We identified a compound heterozygous deletion intersecting the CTNNA3 gene, encoding αT-catenin, in a proband with ASD and moderate intellectual disability. The deletion breakpoints were mapped at base-pair resolution, and segregation analysis was performed. We compared the frequency of CTNNA3 exonic deletions in 2,147 ASD cases from the Autism Genome Project (AGP) study versus the frequency in 6,639 controls. Western blot analysis was performed to get a quantitative characterisation of Ctnna3 expression during early brain development in mouse.
The CTNNA3 compound heterozygous deletion includes a coding exon, leading to a putative frameshift and premature stop codon.
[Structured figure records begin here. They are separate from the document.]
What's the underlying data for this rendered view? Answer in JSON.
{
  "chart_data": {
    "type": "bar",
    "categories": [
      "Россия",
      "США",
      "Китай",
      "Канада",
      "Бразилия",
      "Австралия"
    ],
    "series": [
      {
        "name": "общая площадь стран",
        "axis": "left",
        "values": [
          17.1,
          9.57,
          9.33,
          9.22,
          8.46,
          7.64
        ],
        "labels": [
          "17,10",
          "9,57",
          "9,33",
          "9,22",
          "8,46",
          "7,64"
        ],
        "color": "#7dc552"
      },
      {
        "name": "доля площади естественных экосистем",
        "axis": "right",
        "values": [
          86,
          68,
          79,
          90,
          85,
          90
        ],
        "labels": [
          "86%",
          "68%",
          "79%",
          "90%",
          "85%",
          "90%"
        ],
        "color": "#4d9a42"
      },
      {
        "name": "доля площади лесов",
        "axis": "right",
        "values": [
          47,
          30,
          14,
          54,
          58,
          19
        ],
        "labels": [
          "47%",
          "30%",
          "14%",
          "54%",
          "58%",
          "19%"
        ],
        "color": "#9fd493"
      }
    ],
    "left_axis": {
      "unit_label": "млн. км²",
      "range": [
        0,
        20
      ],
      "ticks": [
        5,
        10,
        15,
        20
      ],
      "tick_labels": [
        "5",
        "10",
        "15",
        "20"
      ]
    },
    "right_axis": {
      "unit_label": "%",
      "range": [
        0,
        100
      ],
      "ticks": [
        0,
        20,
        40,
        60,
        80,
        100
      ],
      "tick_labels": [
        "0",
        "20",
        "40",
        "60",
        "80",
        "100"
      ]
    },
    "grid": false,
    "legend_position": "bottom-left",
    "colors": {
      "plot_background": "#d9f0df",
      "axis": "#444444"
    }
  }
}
Segregation analysis in the family showed that the unaffected sister is heterozygote for the deletion, having only inherited the paternal deletion. While the frequency of CTNNA3 exonic deletions is not significantly different between ASD cases and controls, no homozygous or compound heterozygous exonic deletions were found in a sample of over 6,000 controls. Expression analysis of Ctnna3 in the mouse cortex and hippocampus (P0-P90) provided support for its role in the early stage of brain development.
The finding of a rare compound heterozygous CTNNA3 exonic deletion segregating with ASD, the absence of CTNNA3 homozygous exonic deletions in controls and the high expression of Ctnna3 in both brain areas analysed implicate CTNNA3 in ASD susceptibility.